La crise a contraint les banques centrales à intervenir. La Fed a accepté de prêter aux banques contre un collatéral de haute qualité au pair plutôt qu'aux prix de marché, et a coordonné une augmentation de la liquidité en dollars via des accords de swap avec la BCE et quatre autres banques centrales. La BNS a offert jusqu'à 100 milliards de francs suisses d'assistance en liquidités à UBS et CS, en plus de l'accès illimité des banques à ses facilités de liquidité existantes. Et peut-être que la BCE sera contrainte d'intervenir si la baisse massive des actions de Deutsche Bank et la hausse de ses CDS, des swaps qui permettent aux investisseurs de se couvrir contre un défaut, se traduisent par une crise à part entière.

Et maintenant?

En somme, l'ampleur de la crise dans le secteur bancaire mondial au cours des derniers jours est telle que les régulateurs seront contraints de réagir. Leur réponse devrait impliquer un resserrement supplémentaire de la supervision et de nouvelles exigences visant à renforcer les ratios de capital et de liquidité au-delà des niveaux actuels. Cela entraînera à son tour des banques plus averses au risque avec des rendements sur capitaux propres structurellement plus faibles. Le danger est que l'effet combiné de ces mesures entraîne un resserrement supplémentaire des normes de crédit des banques, réduisant ainsi l'accès au crédit des entreprises et des ménages, ce qui est susceptible de fragiliser l'activité économique.

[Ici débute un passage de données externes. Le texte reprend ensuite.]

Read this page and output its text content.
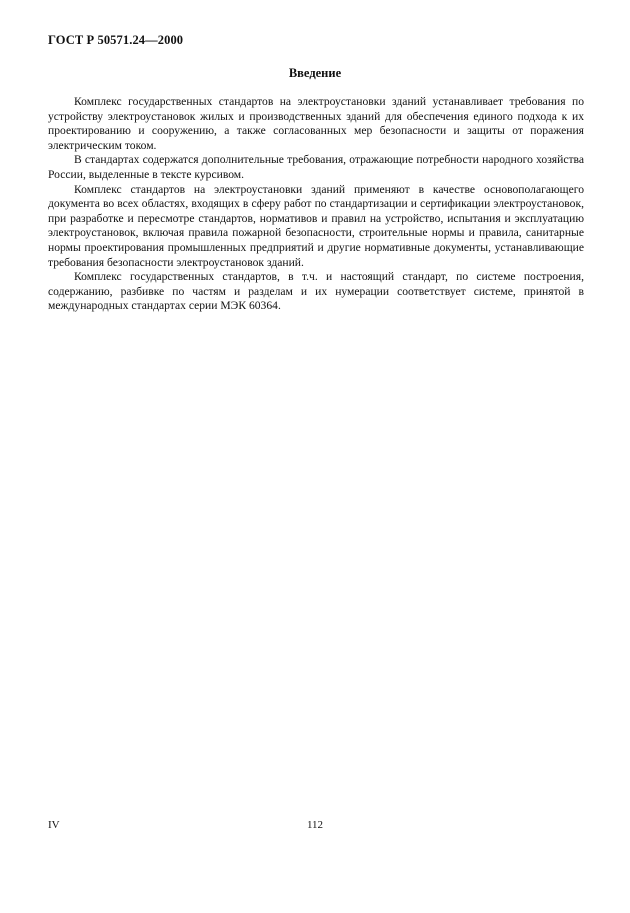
ГОСТ Р 50571.24—2000
Введение

Комплекс государственных стандартов на электроустановки зданий устанавливает требования по устройству электроустановок жилых и производственных зданий для обеспечения единого подхода к их проектированию и сооружению, а также согласованных мер безопасности и защиты от поражения электрическим током.

В стандартах содержатся дополнительные требования, отражающие потребности народного хозяйства России, выделенные в тексте курсивом.

Комплекс стандартов на электроустановки зданий применяют в качестве основополагающего документа во всех областях, входящих в сферу работ по стандартизации и сертификации электроустановок, при разработке и пересмотре стандартов, нормативов и правил на устройство, испытания и эксплуатацию электроустановок, включая правила пожарной безопасности, строительные нормы и правила, санитарные нормы проектирования промышленных предприятий и другие нормативные документы, устанавливающие требования безопасности электроустановок зданий.

Комплекс государственных стандартов, в т.ч. и настоящий стандарт, по системе построения, содержанию, разбивке по частям и разделам и их нумерации соответствует системе, принятой в международных стандартах серии МЭК 60364.

IV	112
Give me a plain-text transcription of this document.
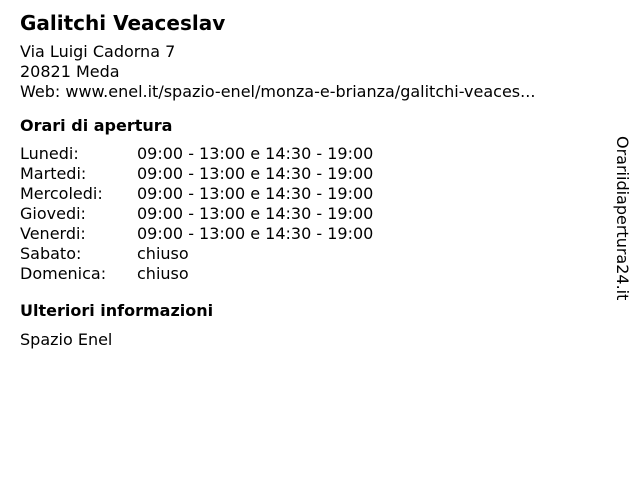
Galitchi Veaceslav
Via Luigi Cadorna 7
20821 Meda
Web: www.enel.it/spazio-enel/monza-e-brianza/galitchi-veaces...
Orari di apertura
Lunedi:	09:00 - 13:00 e 14:30 - 19:00
Martedi:	09:00 - 13:00 e 14:30 - 19:00
Mercoledi:	09:00 - 13:00 e 14:30 - 19:00
Giovedi:	09:00 - 13:00 e 14:30 - 19:00
Venerdi:	09:00 - 13:00 e 14:30 - 19:00
Sabato:	chiuso
Domenica:	chiuso
Ulteriori informazioni
Spazio Enel
Orariidiapertura24.it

La faiblesse du secteur bancaire, comme en témoigne la forte baisse (-20%) des actions des banques de la zone euro depuis le 6 mars, nous montre que la crise n'est pas encore terminée, ce qui signifie que les banques centrales devront maintenant poursuivre deux objectifs potentiellement contradictoires - réduire l'inflation tout en apaisant les tensions du système financier. Des deux, le second est susceptible de prendre le dessus. Les banquiers centraux ont déjà démontré leur volonté de jouer le rôle de prêteur en dernier ressort. De plus, ils peuvent espérer qu'un ralentissement économique pourrait atténuer les pressions inflationnistes, permettant ainsi un assouplissement de la politique monétaire. Cependant, une activité plus faible - ou une récession - ne présage rien de bon pour les bénéfices des entreprises ni pour les marchés boursiers mondiaux. Les investisseurs pourraient également se retrouver coincés entre le marteau et l'enclume.